This could be heaven right here, right now, and I have realized he is truly a substantial fidelity. I adore the fact that we contrast each other so evenly, but I cannot tell him this, not yet at least. With a faint smile or a cheering grin I hope he can see me as I see him. Twice a week missing he is, how sad, how sad, but luckily hope is revived on the third day.
As it seems, I think I am falling maybe not as quickly as I have on failed attempts before, but I can see I am falling quite slow. I am gliding through the clouds and taking my time on the way down. I refuse to be dismantled into a million pieces this time as I am destined to slam hard against the concrete, but I am persistent to being caught, much like a fish to a net or a bird to a nest. I will let silence speak for the both of us; even though many have approved already, I will let cupid fly back and forth between us both so we are both stabbed in our hearts with his arrows. To endure the pain of love and the turning of our stomachs or even the feeling of our throats having something in them, surely the feeling is like that of a square-- symmetrical all the way around.

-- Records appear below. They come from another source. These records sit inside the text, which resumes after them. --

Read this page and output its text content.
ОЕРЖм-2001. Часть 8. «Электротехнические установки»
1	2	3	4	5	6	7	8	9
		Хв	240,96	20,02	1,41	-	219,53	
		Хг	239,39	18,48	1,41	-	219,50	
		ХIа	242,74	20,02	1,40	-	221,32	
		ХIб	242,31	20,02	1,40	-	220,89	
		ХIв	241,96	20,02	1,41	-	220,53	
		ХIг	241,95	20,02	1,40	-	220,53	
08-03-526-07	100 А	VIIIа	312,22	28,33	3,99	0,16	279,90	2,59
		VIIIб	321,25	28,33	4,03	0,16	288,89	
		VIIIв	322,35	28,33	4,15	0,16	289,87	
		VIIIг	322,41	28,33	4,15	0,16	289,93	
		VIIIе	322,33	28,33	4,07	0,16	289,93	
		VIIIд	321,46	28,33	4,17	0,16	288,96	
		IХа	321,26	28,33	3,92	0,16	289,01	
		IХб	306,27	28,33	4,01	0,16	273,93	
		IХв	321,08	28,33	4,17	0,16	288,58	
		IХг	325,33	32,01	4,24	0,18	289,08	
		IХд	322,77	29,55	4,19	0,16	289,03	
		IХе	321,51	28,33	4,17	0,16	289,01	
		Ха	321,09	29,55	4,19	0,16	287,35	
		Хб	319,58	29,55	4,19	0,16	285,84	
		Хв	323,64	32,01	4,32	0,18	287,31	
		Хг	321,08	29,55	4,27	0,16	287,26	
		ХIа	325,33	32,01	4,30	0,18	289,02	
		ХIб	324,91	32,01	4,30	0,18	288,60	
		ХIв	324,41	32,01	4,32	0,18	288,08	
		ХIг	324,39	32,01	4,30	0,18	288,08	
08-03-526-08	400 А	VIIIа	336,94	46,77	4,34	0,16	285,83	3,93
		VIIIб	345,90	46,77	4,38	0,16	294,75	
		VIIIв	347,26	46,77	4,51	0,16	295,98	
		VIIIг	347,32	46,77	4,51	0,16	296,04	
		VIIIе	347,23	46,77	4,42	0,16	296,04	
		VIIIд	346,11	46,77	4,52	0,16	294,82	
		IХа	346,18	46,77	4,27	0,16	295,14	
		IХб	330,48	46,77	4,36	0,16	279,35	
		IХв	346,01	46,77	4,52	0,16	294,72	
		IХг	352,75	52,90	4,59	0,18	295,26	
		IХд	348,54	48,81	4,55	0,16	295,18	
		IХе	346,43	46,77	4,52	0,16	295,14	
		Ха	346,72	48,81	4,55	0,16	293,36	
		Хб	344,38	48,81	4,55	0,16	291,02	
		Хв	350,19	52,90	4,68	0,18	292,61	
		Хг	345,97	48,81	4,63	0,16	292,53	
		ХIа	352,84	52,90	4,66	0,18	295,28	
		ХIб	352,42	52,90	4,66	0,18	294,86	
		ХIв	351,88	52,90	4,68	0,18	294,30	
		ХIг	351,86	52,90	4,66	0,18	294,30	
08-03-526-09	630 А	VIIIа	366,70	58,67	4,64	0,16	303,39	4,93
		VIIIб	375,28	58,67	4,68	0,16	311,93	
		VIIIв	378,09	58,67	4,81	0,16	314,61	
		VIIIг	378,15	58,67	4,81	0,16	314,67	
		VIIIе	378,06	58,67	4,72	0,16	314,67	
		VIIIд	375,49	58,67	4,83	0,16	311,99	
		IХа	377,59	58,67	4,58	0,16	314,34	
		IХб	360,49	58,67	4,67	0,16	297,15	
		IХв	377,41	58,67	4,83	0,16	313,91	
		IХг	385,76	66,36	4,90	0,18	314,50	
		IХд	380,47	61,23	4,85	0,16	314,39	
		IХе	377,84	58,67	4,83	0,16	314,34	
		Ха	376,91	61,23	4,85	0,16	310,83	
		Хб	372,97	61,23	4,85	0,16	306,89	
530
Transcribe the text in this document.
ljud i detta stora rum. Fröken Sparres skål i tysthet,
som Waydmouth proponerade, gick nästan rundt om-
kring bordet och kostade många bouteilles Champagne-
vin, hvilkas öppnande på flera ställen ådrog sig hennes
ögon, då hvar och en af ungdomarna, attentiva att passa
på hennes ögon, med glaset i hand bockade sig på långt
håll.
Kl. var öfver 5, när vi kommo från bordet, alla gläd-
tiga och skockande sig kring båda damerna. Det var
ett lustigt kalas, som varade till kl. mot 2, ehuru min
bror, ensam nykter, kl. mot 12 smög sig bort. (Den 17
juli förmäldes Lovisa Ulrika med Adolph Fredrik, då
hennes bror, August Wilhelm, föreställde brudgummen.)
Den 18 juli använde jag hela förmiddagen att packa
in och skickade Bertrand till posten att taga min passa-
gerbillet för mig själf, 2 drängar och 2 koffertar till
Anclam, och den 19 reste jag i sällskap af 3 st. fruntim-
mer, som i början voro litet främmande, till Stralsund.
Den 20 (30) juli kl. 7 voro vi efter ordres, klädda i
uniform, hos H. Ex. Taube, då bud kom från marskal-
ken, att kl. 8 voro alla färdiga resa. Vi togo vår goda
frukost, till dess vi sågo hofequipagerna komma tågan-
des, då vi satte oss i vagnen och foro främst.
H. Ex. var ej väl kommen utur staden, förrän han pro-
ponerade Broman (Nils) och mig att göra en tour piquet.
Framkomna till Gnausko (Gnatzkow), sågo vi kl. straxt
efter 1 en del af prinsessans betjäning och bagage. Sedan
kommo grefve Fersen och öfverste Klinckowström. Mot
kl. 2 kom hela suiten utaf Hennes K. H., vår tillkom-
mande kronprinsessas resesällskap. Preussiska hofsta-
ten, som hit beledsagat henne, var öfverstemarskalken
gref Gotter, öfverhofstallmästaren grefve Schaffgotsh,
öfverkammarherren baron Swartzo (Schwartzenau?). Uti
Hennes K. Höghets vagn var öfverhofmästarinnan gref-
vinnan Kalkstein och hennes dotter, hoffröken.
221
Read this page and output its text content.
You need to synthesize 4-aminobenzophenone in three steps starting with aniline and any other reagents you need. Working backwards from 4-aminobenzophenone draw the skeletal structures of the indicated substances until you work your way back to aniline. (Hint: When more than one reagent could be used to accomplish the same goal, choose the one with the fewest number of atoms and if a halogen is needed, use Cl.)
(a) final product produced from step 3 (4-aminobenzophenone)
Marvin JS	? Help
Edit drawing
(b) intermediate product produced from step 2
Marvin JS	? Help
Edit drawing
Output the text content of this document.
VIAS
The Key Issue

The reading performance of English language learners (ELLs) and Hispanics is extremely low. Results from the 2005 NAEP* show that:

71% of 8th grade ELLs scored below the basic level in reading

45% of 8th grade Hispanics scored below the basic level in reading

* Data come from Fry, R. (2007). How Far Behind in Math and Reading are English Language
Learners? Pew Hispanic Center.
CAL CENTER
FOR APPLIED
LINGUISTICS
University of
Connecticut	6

Let my feelings be heard even if you're not the only one who is listening! I'm one who could careless of what others think but at this rate I'm sure everyone can agree. Like a rose blooming from beyond a fence or a smile that is seen even in the dark, I'm sure he can see everything I am trying to say even if he too himself cannot say it.
If you're still awake, think of me, because even now as I sit alone, I can't get you off my mind and its... I really think its kind of killing me. And the best part is... You like me too, I'm so happy.
Cher amour, me rattraper alors que je suis tombe.